Pensata

Eliane Cantanhêde

19/09/2007

Imagens de Mônaco e do Brasil

O Principado de Mônaco deverá extraditar o ex-banqueiro Salvatore Cacciola porque está preocupado em alterar a imagem de leniência com os crimes financeiros. E o Brasil, está ou não preocupado com a fama de paraíso da impunidade?

O governo, a mídia, os políticos, todos parecem estar comemorando antecipadamente a extradição de Cacciola, condenado a 13 anos de prisão no Brasil por peculato e por gestão fraudulenta do Banco Marka, que foi pego com as calças curtas e apostando alto, e errado, quando da desvalorização do Real em 1999.

Mas comemorando o quê? O fato puro e simples de o procurado número um do Brasil no exterior estar praticamente fazendo o caminho de volta para cumprir pena. E é aí que mora o perigo, ou a grande dúvida. Se ninguém da elite vai parar atrás das grades por mais de algumas horas ou dias, por que só Cacciola vai parar?

O mais provável é que o governo brasileiro faça toda a encenação conveniente, enviando diplomatas, primeiro, e o ministro da Justiça, em seguida, até vencer a etapa de garantir a extradição. Depois... tudo depende da Justiça e a gente sabe muito bem o que isso significa.

Pilhas e pilhas de provas nunca foram suficientes para garantir de fato a prisão de poderosos, que acabam voltando para a Câmara, para o Senado e para os salões do glamour e da boa vida, embalados por advogados caríssimos e um sistema judicial que permite dezenas de habeas corpus e outros jeitinhos, até que o crime prescreva ou o sujeito caia duro, com direito a enterro de luxo e heranças fabulosas para várias gerações.

Num país em que, apesar de tudo, presidentes do Senado são absolvidos, ou renunciam para voltar depois como se nada tivesse acontecido, seria espantoso que fosse um italiano naturalizado brasileiro o único a pagar devidamente o pato.

Os adjetivos, aliás, já estão soltos no ar.
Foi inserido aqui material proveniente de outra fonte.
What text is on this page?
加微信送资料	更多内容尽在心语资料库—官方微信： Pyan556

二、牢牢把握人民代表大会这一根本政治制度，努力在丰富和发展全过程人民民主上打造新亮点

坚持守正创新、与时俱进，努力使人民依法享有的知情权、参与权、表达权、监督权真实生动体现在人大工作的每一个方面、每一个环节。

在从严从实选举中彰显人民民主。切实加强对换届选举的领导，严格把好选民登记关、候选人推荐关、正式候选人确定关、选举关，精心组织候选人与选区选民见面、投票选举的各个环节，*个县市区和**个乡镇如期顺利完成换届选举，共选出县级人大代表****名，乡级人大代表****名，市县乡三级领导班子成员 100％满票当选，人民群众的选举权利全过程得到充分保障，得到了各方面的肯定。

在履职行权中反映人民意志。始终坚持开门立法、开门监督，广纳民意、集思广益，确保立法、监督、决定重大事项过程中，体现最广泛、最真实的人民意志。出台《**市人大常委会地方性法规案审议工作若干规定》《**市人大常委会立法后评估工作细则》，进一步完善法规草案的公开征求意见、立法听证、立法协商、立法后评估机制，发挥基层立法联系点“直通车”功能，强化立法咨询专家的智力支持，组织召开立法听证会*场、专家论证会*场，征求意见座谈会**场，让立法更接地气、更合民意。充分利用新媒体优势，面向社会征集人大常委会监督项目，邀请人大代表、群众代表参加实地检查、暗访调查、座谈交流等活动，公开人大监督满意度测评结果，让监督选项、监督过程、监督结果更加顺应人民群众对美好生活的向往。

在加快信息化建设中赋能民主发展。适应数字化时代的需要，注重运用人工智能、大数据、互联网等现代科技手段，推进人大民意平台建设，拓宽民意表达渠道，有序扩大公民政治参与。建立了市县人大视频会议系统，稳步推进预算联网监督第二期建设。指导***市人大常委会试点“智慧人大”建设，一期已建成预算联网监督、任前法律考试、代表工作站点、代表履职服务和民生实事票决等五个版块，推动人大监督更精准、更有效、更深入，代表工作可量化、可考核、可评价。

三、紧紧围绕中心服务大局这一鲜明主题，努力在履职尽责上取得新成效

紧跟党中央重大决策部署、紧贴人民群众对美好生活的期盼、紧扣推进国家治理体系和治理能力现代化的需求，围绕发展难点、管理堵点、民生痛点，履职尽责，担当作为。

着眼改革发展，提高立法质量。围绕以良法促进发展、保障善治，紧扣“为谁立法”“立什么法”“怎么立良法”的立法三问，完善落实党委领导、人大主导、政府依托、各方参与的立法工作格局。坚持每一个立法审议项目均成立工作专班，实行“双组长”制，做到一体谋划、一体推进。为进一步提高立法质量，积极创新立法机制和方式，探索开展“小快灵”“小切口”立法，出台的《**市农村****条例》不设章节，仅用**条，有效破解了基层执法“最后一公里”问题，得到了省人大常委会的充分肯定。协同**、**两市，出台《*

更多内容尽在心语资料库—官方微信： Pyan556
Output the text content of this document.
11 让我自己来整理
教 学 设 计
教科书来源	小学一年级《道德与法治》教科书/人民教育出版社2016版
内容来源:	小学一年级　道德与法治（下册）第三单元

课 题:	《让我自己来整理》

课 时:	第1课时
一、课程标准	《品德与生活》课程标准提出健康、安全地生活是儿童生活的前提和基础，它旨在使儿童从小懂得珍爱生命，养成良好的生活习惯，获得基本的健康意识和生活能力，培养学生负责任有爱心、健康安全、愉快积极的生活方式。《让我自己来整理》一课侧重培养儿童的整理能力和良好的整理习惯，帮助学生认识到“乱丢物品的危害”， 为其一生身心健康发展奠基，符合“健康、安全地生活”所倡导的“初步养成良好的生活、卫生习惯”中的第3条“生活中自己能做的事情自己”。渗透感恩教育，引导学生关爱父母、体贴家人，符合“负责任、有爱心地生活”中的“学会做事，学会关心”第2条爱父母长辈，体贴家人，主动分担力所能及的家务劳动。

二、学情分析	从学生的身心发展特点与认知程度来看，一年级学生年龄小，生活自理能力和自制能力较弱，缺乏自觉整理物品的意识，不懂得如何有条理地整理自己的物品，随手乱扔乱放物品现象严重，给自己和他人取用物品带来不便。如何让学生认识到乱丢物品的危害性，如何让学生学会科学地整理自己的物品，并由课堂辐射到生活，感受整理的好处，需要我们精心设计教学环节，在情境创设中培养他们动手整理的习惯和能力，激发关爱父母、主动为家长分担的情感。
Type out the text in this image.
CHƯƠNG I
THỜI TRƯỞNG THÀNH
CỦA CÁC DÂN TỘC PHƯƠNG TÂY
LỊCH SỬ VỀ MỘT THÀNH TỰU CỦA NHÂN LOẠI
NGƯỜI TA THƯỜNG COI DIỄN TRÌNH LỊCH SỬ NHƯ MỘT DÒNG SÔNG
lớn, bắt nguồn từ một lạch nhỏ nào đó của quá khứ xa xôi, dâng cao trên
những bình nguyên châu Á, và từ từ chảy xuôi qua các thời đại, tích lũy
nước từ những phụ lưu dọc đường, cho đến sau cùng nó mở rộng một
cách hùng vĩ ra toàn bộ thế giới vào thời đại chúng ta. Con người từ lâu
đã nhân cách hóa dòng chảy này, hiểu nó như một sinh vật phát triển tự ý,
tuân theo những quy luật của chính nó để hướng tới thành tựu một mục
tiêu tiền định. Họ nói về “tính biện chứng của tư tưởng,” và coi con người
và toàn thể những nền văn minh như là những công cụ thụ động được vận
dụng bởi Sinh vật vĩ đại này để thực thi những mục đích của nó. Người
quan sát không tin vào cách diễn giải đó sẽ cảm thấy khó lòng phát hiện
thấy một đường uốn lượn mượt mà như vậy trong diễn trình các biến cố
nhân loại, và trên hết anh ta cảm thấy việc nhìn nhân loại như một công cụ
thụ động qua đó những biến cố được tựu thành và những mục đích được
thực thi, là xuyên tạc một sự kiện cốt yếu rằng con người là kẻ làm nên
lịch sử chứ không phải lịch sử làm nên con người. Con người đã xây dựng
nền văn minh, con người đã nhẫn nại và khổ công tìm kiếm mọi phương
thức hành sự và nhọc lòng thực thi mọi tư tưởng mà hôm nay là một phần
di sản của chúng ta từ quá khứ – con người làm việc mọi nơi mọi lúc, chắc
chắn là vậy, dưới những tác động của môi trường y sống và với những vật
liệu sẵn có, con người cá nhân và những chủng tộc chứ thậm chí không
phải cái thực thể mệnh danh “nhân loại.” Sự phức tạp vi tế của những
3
Para o ministro Marco Aurélio de Mello, responsável pela canetada do Supremo Tribunal Federal que liberou Cacciola para fugir do país, ele é apenas um "bode expiatório". Para o filho do ex-banqueiro, Fabrizio, em entrevista à repórter da Folha Lilian Christofoletti, o pai foi vítima de "uma caça às bruxas".

Taí. Pode-se lutar pela extradição, pode-se defender a prisão, pode-se querer tudo, mas nisso não dá para tirar a razão de Mello e de Fabrizio. Ou prendem-se todos ou não se prende só um. Trata-se de nova versão do "ou restaura-se a moralidade, ou locupletem-se todos".

Mônaco tem acatado em torno de dez extradições por ano, para livrar a cara e a (má) fama. Resta saber o que o Brasil e a Justiça brasileira querem: restaurar a moralidade ou dar razão àqueles filmes hollywoodianos em que o bandido, sempre grã-fino e charmoso, acaba agarrado numa gostosa nas lindas e quentes areias de Copacabana.

Eliane Cantanhêde é colunista da Folha, desde 1997, e comenta governos, política interna e externa, defesa, área social e comportamento. Foi colunista do Jornal do Brasil e do Estado de S. Paulo, além de diretora de redação das sucursais de O Globo, Gazeta Mercantil e da própria Folha em Brasília.